I’ll actually go farther and say that “dashboards” can be replaced with “spreadsheets” and this maxim holds true. Taking some sample data straight from Few’s book, and working with a simple table, below is how at least 50% of Excel users would format a simple table with bookings by geographic region:

Look familiar? The light gray gridlines in the background turned on in Excel by default. And, a failure to resist the urge to put a “thin” grid around the entire data set.

Contrast that with how Few represents the same data:

Do you agree? This is clearly an improvement, and all Few really did was remove the unnecessary non-data pixels.
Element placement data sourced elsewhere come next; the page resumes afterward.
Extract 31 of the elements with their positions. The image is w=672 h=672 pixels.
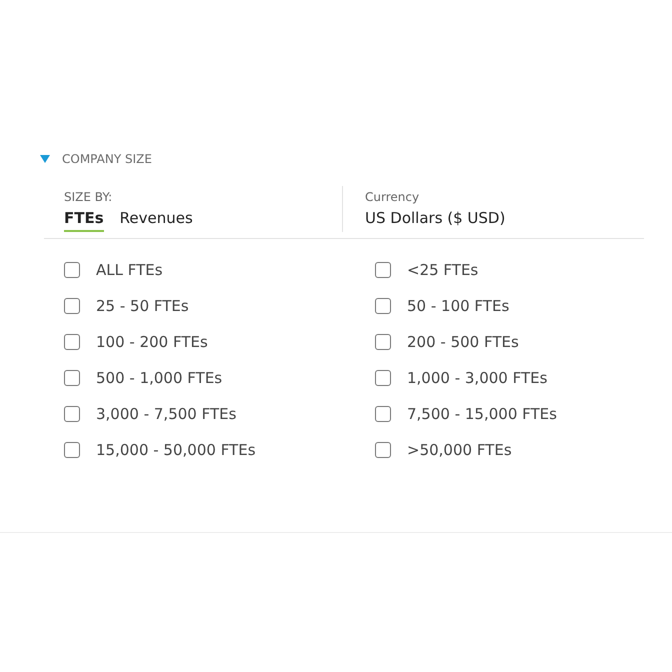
option-label: 100 - 200 FTEs	[96, 332, 208, 353]
size-by-tab[interactable]: FTEs	[64, 209, 104, 232]
option-label: 3,000 - 7,500 FTEs	[96, 404, 236, 425]
checkbox[interactable]	[64, 406, 80, 422]
checkbox[interactable]	[375, 370, 391, 386]
collapse-triangle-icon[interactable]	[40, 155, 50, 163]
option-label: >50,000 FTEs	[407, 440, 512, 461]
option-label: 25 - 50 FTEs	[96, 296, 189, 317]
checkbox[interactable]	[375, 262, 391, 278]
checkbox[interactable]	[64, 334, 80, 350]
option-label: ALL FTEs	[96, 260, 163, 281]
option-label: 200 - 500 FTEs	[407, 332, 519, 353]
checkbox[interactable]	[375, 406, 391, 422]
checkbox[interactable]	[64, 262, 80, 278]
option-label: 7,500 - 15,000 FTEs	[407, 404, 557, 425]
currency-label: Currency	[365, 190, 420, 204]
checkbox[interactable]	[375, 334, 391, 350]
checkbox[interactable]	[375, 442, 391, 458]
option-label: 1,000 - 3,000 FTEs	[407, 368, 548, 389]
option-label: 15,000 - 50,000 FTEs	[96, 440, 256, 461]
section-title: COMPANY SIZE	[62, 152, 152, 166]
size-by-tab[interactable]: Revenues	[120, 209, 193, 232]
option-label: <25 FTEs	[407, 260, 478, 281]
currency-value[interactable]: US Dollars ($ USD)	[365, 209, 506, 227]
option-label: 50 - 100 FTEs	[407, 296, 510, 317]
checkbox[interactable]	[64, 370, 80, 386]
checkbox[interactable]	[64, 298, 80, 314]
checkbox[interactable]	[375, 298, 391, 314]
option-label: 500 - 1,000 FTEs	[96, 368, 222, 389]
size-by-label: SIZE BY:	[64, 190, 112, 204]
checkbox[interactable]	[64, 442, 80, 458]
So, how would I have actually formatted the table? It’s tough to resist the urge to add color, and I am a fan of alternating shaded rows, which I can add with a single button click based on a macro that adds conditional formatting (“=MOD(ROW()+1,2)=0” for shaded and “=MOD(ROW(),2)=0” for not shaded):

In this case…I’d actually vote for Few’s approach. But, even Few gives the okay to lightly shaded alternative rows later in the same chapter, when some sort of visual aid is needed to follow a row across a large set of data. That’s really not necessary in this case. And, does bolding the totals really add anything? I don’t know that it does.

The book is a great read. It’s easy to dismiss the topic as inconsequential — the data is the data, and as long as it’s presented accurately, does it really matter if it’s presented effectively? In my book, it absolutely does matter. The more effectively the data is presented, the less work the consumer of the data needs to do to understand it. The human brain, while a wondrously effective computer, has its limits, and presenting data effectively allows the brain to spend the bulk of its effort on assessing the information rather than trying to understand the data.